The disappearance and suspected murder of a reputed Mafia boss may indicate that a power struggle is under way for control of Cosa Nostra following the arrest of its supreme chief earlier this year, organized crime experts said on Friday.
Bartolomeo Spatola disappeared on Monday from his sister's home, where he had been living for the past five months after serving a nine-year jail term for mafia association.
The 72-year-old Spatola is said to be in poor health and needs to be near an oxygen machine.
According to police, the alleged head of the Tommaso Natale gang may have been involved in a plot to eliminate fugitive Salvatore Lo Piccolo, who along with Matteo Messina Denario is believed to have assumed control of Cosa Nostra following the April arrest of long-time superboss Bernardo Provenzano.

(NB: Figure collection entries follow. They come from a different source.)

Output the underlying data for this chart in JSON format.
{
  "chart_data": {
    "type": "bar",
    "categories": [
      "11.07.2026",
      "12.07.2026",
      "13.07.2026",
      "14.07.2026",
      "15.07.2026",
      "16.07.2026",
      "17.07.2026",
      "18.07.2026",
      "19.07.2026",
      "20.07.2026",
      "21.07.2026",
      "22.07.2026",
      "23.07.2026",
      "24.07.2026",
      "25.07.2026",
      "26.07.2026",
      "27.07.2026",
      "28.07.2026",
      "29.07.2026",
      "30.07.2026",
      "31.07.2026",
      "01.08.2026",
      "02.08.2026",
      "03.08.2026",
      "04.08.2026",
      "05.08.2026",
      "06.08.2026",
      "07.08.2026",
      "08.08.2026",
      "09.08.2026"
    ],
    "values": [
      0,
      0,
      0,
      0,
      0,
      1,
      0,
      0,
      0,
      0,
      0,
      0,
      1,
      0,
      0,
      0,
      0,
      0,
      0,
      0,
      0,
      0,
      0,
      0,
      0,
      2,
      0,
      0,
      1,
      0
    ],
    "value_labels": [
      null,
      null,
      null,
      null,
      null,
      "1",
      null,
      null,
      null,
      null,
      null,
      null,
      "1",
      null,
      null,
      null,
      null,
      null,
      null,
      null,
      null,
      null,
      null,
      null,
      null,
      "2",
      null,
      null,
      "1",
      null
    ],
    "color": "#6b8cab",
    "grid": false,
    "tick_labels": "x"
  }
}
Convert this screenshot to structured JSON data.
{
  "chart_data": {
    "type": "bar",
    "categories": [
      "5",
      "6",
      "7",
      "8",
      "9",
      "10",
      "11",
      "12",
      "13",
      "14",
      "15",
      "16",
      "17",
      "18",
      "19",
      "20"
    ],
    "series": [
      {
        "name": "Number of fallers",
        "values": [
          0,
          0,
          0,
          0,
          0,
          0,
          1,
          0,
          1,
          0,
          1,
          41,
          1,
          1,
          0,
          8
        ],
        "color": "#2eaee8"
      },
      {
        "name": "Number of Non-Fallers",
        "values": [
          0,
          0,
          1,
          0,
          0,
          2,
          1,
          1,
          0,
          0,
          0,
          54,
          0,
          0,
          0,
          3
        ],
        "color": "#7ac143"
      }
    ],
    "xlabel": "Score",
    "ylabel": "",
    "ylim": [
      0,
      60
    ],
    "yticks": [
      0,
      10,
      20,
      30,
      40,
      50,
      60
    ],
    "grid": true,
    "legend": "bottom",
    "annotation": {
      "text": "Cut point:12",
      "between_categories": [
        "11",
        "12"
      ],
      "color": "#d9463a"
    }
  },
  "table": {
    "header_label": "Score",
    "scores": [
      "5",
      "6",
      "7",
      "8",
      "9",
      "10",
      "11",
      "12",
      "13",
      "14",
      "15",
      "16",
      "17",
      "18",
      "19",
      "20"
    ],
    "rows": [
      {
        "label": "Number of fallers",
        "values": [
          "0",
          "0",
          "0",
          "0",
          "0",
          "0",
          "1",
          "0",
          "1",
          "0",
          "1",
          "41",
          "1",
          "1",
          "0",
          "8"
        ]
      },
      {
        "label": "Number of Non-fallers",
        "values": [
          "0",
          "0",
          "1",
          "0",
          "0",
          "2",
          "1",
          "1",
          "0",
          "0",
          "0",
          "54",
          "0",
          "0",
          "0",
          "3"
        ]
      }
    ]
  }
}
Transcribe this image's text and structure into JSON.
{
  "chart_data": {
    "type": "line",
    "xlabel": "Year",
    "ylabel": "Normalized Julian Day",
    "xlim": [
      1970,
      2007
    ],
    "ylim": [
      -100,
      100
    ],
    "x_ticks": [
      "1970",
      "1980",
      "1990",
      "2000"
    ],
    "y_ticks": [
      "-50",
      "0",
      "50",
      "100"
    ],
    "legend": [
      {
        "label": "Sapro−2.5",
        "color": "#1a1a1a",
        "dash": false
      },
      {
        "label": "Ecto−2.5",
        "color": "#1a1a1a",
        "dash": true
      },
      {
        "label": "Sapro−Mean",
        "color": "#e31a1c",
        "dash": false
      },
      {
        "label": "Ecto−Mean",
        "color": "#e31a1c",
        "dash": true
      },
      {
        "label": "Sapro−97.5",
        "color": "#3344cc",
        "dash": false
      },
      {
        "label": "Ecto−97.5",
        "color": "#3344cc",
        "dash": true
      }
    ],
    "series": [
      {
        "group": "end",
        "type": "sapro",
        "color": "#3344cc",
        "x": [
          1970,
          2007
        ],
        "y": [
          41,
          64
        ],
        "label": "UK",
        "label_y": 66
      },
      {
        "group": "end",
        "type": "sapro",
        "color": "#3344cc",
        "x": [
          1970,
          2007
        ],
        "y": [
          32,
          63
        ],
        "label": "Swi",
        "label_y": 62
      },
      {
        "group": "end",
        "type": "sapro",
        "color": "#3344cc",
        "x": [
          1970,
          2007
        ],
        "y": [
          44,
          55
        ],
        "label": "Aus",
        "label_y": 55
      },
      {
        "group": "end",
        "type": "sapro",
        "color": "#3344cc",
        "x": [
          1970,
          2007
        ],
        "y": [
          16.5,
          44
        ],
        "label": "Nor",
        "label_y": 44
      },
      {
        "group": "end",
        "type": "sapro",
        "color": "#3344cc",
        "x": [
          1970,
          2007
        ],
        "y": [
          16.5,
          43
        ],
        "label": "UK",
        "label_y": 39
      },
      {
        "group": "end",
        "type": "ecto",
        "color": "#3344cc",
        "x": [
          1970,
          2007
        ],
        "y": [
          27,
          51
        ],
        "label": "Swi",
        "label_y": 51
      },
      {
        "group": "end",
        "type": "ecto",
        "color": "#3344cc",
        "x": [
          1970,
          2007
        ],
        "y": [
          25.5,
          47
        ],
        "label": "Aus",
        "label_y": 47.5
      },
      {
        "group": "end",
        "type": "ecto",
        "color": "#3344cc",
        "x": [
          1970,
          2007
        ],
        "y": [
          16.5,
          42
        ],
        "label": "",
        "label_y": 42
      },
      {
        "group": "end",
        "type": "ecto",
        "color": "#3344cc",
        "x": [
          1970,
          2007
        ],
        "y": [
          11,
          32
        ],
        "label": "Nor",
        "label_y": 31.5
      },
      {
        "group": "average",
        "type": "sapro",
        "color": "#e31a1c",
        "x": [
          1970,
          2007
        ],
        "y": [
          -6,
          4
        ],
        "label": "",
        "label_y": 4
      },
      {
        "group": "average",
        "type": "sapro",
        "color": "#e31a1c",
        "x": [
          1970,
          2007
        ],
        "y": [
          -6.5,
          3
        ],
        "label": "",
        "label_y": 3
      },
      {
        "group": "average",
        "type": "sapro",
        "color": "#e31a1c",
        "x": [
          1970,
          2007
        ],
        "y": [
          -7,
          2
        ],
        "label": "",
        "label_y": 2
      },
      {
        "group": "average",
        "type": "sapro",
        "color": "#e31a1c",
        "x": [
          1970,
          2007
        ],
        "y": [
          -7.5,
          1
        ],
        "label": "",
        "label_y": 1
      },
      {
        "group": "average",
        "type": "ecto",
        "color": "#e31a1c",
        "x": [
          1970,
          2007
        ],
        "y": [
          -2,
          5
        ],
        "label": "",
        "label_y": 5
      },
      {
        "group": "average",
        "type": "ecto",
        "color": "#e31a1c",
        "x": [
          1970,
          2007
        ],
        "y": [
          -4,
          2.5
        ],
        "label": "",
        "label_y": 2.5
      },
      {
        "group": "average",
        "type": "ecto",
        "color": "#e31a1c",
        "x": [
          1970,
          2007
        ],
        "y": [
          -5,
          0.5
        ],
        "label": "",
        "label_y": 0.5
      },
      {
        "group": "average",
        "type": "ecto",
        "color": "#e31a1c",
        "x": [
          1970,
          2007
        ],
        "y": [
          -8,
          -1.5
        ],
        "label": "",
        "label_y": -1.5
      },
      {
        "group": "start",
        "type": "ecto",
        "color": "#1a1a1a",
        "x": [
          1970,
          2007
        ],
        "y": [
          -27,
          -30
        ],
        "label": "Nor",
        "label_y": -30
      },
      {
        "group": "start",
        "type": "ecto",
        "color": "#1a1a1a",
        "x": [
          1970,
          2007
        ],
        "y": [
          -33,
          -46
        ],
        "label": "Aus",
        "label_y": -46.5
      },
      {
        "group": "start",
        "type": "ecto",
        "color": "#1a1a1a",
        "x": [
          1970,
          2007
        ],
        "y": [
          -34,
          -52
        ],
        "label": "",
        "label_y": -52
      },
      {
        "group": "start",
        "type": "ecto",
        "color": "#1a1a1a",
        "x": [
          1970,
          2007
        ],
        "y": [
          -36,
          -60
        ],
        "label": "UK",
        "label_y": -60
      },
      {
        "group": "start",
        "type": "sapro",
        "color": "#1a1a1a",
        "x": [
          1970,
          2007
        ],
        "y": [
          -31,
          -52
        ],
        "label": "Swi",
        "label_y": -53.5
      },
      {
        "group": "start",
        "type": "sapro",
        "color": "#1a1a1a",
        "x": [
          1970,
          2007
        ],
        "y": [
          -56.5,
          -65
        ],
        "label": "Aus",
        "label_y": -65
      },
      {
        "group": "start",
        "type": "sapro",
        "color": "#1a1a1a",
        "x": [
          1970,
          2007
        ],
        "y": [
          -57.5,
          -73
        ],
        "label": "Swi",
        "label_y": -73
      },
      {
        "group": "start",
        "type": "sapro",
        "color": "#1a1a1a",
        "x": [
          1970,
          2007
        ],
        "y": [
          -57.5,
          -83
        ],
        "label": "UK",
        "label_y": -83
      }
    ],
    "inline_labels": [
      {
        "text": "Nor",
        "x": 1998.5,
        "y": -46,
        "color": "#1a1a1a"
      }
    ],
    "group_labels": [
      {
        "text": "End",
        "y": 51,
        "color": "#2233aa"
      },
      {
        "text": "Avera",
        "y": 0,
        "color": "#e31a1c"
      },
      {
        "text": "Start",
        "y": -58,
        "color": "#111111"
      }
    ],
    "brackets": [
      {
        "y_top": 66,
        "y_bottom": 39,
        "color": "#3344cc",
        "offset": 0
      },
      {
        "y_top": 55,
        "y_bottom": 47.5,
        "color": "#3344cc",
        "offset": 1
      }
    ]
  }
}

"The probable elimination of Bartolomeo Spatola is a very disturbing development which may indicate a power struggle in Cosa Nostra," observed Democratic Left MP Giuseppe Lumia, chairman of parliament's anti-mafia commission.
"If fugitive bosses have begun to settle scores, this means that there has been a regrouping (after Provenzano's arrest) and we may be on the eve of a very dangerous period," he added. Investigators said a 'pax mafiosa' initially settled in after Provenzano's arrest because neither Lo Piccolo nor
Messina Denaro appeared to have sufficient forces seek control of Cosa Nostra.
Lo Piccolo, 63, and Messina Denaro,43, were considered by investigators to be Cosa Nostra's 'odd couple' who put aside their ambitions to continue Provenzano's policy of forging political ties, claiming public contracts and shielding Mafia business from scrutiny. However, police have been unsure from the start how long Cosa Nostra could remain a two-man show - rather like Provenzano's arrangement with his more blood-thirsty fellow Corleonese, Toto' 'the Beast' Riina - and thought it was just a matter of time before one of the pair would make their move.
Experts believe that Lo Piccolo, from Palermo's Mafia-ridden San Lorenzo district, commands the respect of the older generation of bosses who were reined in under Provenzano, while Messina Denaro, from the southern Sicilian city of Trapani, is a model figure for younger mobsters.
Because Lo Piccolo was Provenzano's right-hand man in Palermo rackets and had greater experience, many observers were convinced he would come out on top of the younger man. However, Denaro, a former Porsche-driving playboy who looks in his last photo like a trim, slickly cropped manager on the make, enjoys a semi-mythical status among newer, more ambitious initiates.
The gangster sealed a reputation for brutality by murdering a rival Trapani boss and strangling his three-months pregnant girlfriend.
Provenzano, 72, had been a fugitive for over 43 years and became the undisputed 'boss of bosses' of the Sicilian Mafia after Riina's January 1993 arrest.